Sex workers are the experts, and any plan that doesn’t include us is destined to fail. Janelle says, “There's often a paternalistic or moralistic approach, thinking that they're going to come up with this thing that's better than what sex workers could come up with ourselves. Well, history shows us that whenever that happens, it doesn't work.” She says that our lived experience means that we can see the unintended consequences that lawmakers trip over when they’re in charge of reform.
If you’re a sex worker who lives or tours Queensland, you have a role to play in bringing full decrim to the state. The Queensland Law Reform Commission has asked for submissions - your chance to share your experience and emphasise what’s important to you. How? By making a submission to LawReform.Commission@justice.qld.gov.au by the 3rd of June, 2022.
Making a formal submission can feel daunting, but it’s easier than you might think. Your response can be as simple as a short email outlining your experiences and DecrimQLD, Respect Inc and Scarlet Alliance have produced an information kit with helpful tips and key issues that you can adapt to suit your message.
Elle says, "Submissions don't have to be long or academic. You can simply introduce yourself, talk about the type of sex work you do, and assert that they approve of the submissions put forward by Respect Inc, Decrim Queensland and Scarlet Alliance."
Here are a few key steps for getting involved:
- Refer to Respect QLD’s information sheet for key issues and tips on how to word your submission.
- Get in touch with the Respect QLD office for assistance. They’re available to help on Wednesday afternoons, 12-5pm & on the 25th of May, 6-8pm. Just drop in to the office or give them a call, and they’ll be able to guide you through the process of writing a submission. If these times don’t suit, contact them for other options.
- Submit your response by email to LawReform.Commission@justice.qld.gov.au by the 3rd of June.
- Stay up to date with the latest developments by following #DecrimQLD on Twitter or Instagram, or Respect Inc on Facebook.
- Consider getting involved in the campaign. Sex workers in Queensland are invited to become part of the #DecrimQLD committee, which meets once a month in person and online.

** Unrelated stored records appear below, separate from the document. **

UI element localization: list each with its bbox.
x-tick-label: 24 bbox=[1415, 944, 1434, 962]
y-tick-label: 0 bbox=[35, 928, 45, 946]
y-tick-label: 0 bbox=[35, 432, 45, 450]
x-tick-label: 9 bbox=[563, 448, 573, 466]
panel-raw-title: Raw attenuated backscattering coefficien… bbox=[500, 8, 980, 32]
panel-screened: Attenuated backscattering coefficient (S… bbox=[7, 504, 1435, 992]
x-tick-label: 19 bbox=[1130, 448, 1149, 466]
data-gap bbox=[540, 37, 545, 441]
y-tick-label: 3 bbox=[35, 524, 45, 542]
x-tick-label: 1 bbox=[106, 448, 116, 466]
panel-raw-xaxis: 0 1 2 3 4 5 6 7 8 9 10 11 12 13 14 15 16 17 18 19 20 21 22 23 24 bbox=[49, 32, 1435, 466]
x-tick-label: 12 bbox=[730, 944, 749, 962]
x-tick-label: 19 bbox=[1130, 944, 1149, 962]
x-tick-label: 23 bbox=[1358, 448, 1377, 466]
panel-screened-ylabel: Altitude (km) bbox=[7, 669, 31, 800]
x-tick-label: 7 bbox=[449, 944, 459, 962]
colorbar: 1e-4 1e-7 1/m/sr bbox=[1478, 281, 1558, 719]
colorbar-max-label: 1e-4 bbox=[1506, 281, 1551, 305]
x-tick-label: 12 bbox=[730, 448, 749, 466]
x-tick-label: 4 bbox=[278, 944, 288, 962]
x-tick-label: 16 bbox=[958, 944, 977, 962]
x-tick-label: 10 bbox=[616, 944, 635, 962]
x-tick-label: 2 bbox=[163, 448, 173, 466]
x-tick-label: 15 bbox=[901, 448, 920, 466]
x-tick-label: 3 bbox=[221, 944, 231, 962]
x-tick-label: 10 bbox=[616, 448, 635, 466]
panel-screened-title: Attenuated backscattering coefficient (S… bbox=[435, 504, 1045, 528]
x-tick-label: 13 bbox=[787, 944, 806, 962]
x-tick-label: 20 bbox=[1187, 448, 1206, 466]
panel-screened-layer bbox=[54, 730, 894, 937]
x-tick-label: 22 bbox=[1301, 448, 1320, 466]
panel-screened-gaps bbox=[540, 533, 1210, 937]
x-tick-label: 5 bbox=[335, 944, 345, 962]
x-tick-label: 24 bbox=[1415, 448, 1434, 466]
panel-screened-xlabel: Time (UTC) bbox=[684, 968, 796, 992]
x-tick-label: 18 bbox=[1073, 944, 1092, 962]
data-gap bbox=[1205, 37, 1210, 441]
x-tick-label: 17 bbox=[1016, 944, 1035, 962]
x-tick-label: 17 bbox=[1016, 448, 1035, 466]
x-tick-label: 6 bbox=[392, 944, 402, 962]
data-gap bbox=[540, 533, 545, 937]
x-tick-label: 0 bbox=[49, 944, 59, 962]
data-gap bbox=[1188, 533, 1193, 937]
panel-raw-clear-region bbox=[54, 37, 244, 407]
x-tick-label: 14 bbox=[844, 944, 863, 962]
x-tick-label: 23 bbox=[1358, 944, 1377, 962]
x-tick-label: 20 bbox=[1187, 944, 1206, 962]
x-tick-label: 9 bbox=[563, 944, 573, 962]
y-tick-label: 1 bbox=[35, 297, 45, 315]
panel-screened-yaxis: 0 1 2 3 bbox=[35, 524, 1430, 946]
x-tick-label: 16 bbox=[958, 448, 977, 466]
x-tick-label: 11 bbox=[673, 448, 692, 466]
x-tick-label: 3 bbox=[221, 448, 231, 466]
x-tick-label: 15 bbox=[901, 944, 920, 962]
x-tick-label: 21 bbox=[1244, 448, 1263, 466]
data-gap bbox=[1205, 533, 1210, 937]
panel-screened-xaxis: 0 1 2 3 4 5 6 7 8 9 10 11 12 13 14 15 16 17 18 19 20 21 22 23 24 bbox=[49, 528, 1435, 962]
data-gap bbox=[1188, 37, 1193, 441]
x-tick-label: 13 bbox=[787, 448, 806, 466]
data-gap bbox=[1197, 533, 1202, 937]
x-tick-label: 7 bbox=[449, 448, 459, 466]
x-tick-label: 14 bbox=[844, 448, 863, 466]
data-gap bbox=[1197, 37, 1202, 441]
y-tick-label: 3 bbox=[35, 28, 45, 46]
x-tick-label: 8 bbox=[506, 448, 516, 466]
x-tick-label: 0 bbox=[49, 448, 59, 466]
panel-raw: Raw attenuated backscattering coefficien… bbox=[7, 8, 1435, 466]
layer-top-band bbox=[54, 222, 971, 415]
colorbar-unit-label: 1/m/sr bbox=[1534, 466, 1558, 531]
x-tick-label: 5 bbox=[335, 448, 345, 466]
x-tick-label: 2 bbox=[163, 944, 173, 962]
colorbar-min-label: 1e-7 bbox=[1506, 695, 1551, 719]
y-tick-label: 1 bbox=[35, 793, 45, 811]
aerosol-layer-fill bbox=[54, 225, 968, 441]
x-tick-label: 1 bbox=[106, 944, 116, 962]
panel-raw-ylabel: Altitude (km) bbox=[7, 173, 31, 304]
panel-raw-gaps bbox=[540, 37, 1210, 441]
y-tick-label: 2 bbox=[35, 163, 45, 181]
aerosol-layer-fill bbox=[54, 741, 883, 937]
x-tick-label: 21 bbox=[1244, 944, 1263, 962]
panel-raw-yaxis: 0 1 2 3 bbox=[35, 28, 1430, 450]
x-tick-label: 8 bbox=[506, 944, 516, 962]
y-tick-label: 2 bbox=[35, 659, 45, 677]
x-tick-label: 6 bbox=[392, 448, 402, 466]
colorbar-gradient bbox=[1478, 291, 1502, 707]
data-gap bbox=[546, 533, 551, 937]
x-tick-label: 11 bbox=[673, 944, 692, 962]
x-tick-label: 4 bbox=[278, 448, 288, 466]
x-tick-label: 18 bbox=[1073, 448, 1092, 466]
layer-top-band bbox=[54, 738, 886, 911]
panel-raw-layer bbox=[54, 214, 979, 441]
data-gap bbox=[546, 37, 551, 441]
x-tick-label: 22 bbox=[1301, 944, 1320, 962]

If you’re a policy nerd or information geek (as many of us are) you’re welcome to take the time to read the full discussion paper. But it’s not essential.
Elle says that there’s a lot of community spirit around this latest push for law reform. “There’s a really large group of sex workers around the state joining together to get rid of these harmful laws - joining with Respect QLD, our funded sex worker organisation, to get decriminalisation. And we've got thirty-plus other organisations that have signed on in support as well.”
With such strong feelings in the community, and so much support, there’s every reason to believe that full decriminalisation is possible in Queensland. With your help, it can happen.